La autora alemana saltó a la fama con ‘Arboleda’, donde relataba el luto por su compañero. Su nuevo libro, ‘Rombo’, da la palabra a víctimas de terremotos para entender otros tipos de duelo
Nada más empezar la conversación, Esther Kinsky (Engelskirchen, Alemania, 1956) se detiene unos segundos. Al interior de la librería berlinesa donde nos ha dado cita, en una calle del barrio de Neukölln en estado avanzado de gentrificación, llega el ruido atronador de las obras que hay en la calzada. Recuerda, salvando las distancias, a los temblores de la tierra de los que habla su nuevo libro, Rombo (P...
Nada más empezar la conversación, Esther Kinsky (Engelskirchen, Alemania, 1956) se detiene unos segundos. Al interior de la librería berlinesa donde nos ha dado cita, en una calle del barrio de Neukölln en estado avanzado de gentrificación, llega el ruido atronador de las obras que hay en la calzada. Recuerda, salvando las distancias, a los temblores de la tierra de los que habla su nuevo libro, Rombo (Periférica). En italiano, esa palabra no solo se usa para designar la famosa forma geométrica, sino también el estruendo subterráneo que llega con cada seísmo, comparable con el retumbar de un trueno o el traqueteo de un carro sobre un empedrado irregular. “Un ruido fuerte y oscuro”, rezan los diccionarios italianos, con un estimable sentido de la sinestesia.
A Kinsky, que solo está de paso, ya no le gusta Berlín. “Es una ciudad en la que nunca volvería a vivir”, asegura la autora, sentada frente a una taza de café en este local del que solía ser su barrio. “Era mi compañero a quien le gustaba. Cuando murió en 2014, me marché”, añade recordando a M., aquel cónyuge (casi) anónimo al que dedicó su libro anterior, Arboleda, que protagonizó un pequeño fenómeno literario en Alemania y en medio mundo.
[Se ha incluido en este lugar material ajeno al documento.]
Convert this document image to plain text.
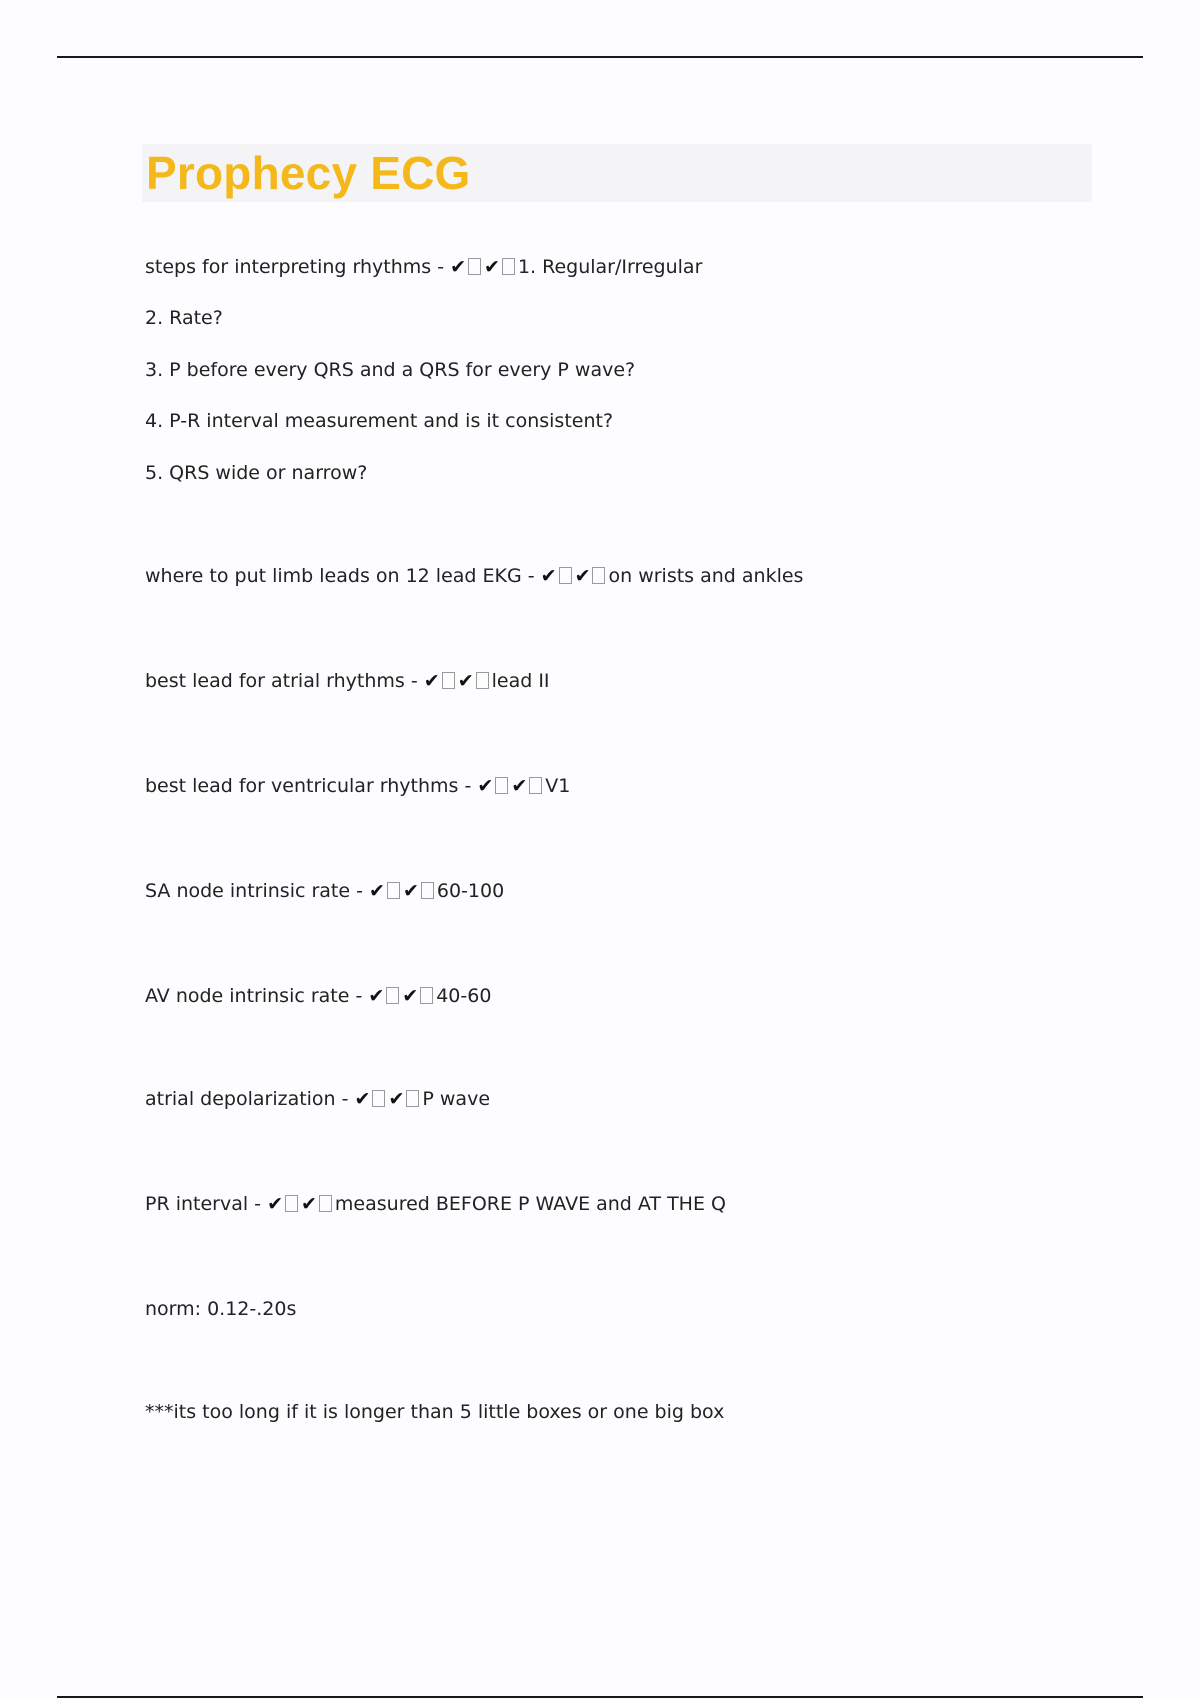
Prophecy ECG
steps for interpreting rhythms - ✔ ✔ 1. Regular/Irregular
2. Rate?
3. P before every QRS and a QRS for every P wave?
4. P-R interval measurement and is it consistent?
5. QRS wide or narrow?
where to put limb leads on 12 lead EKG - ✔ ✔ on wrists and ankles
best lead for atrial rhythms - ✔ ✔ lead II
best lead for ventricular rhythms - ✔ ✔ V1
SA node intrinsic rate - ✔ ✔ 60-100
AV node intrinsic rate - ✔ ✔ 40-60
atrial depolarization - ✔ ✔ P wave
PR interval - ✔ ✔ measured BEFORE P WAVE and AT THE Q
norm: 0.12-.20s
***its too long if it is longer than 5 little boxes or one big box
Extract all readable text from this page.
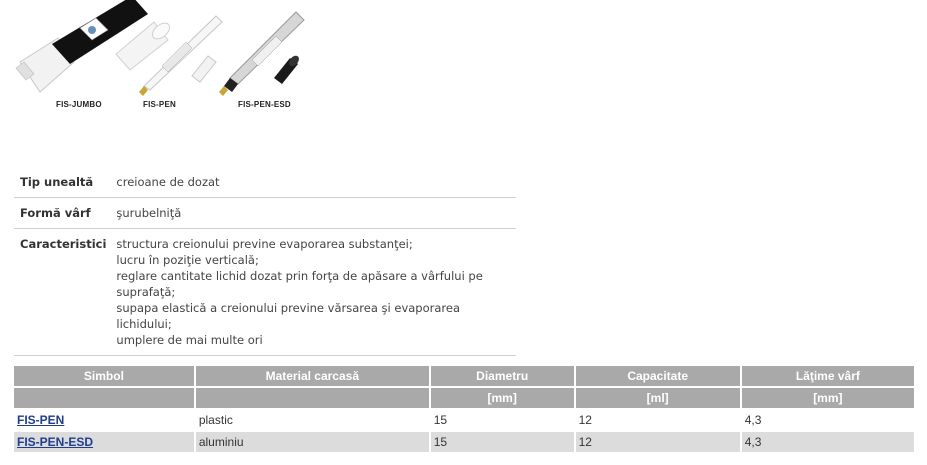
FIS-JUMBO	FIS-PEN	FIS-PEN-ESD
Tip unealtă	creioane de dozat

Formă vârf	şurubelniţă

Caracteristici	structura creionului previne evaporarea substanţei;
lucru în poziţie verticală;
reglare cantitate lichid dozat prin forţa de apăsare a vârfului pe suprafaţă;
supapa elastică a creionului previne vărsarea şi evaporarea lichidului;
umplere de mai multe ori
Simbol	Material carcasă	Diametru	Capacitate	Lăţime vârf
		[mm]	[ml]	[mm]
FIS-PEN	plastic	15	12	4,3
FIS-PEN-ESD	aluminiu	15	12	4,3
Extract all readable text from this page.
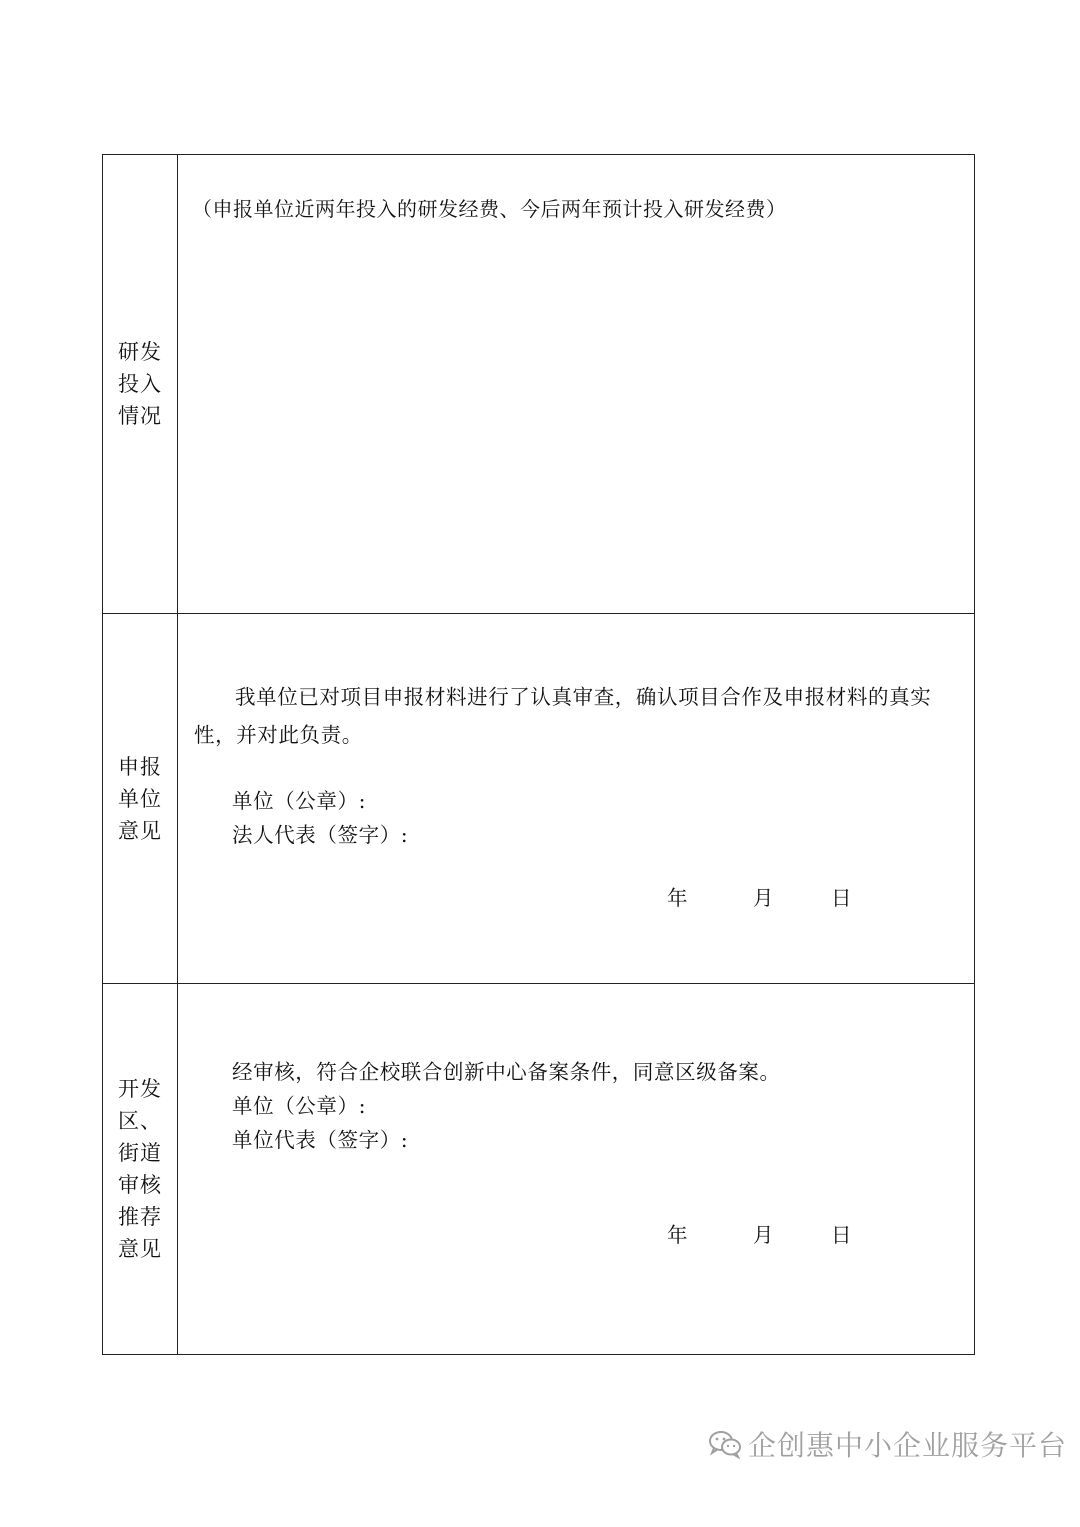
研发投入情况
（申报单位近两年投入的研发经费、今后两年预计投入研发经费）
申报单位意见
我单位已对项目申报材料进行了认真审查，确认项目合作及申报材料的真实性，并对此负责。
单位（公章）:
法人代表（签字）:
年	月	日
开发区、街道审核推荐意见
经审核，符合企校联合创新中心备案条件，同意区级备案。
单位（公章）:
单位代表（签字）:
年	月	日
企创惠中小企业服务平台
Hace seis años, Kinsky se compró una casa en la región italiana del Friul, donde reside la mitad del año (la otra mitad transcurre en Viena, a cinco horas de tren, donde vive su hija). En ese rincón del noreste de Italia, donde su admirado Pasolini solía pasar las vacaciones de niño, descubrió una sociedad matriarcal, herencia del pasado minero de esas comarcas, lo que provocó que, a mediados del siglo XX, los hombres murieran jóvenes y las mujeres no tuvieran otro remedio que coger el toro por los cuernos. Quedó fascinada por ese lugar pegado al Adriático, lleno de paisajes “de lo más variado”, que en otro tiempo fue la puerta de entrada a la península “de todos los pueblos que luego constituirían Italia”. Pero Kinsky se encontró, sobre todo, con un territorio discretamente traumatizado por los dos terremotos que, en mayo y en septiembre de 1976, provocaron la muerte de cerca de 1.000 personas, además de muchos daños irreparables en el paisaje.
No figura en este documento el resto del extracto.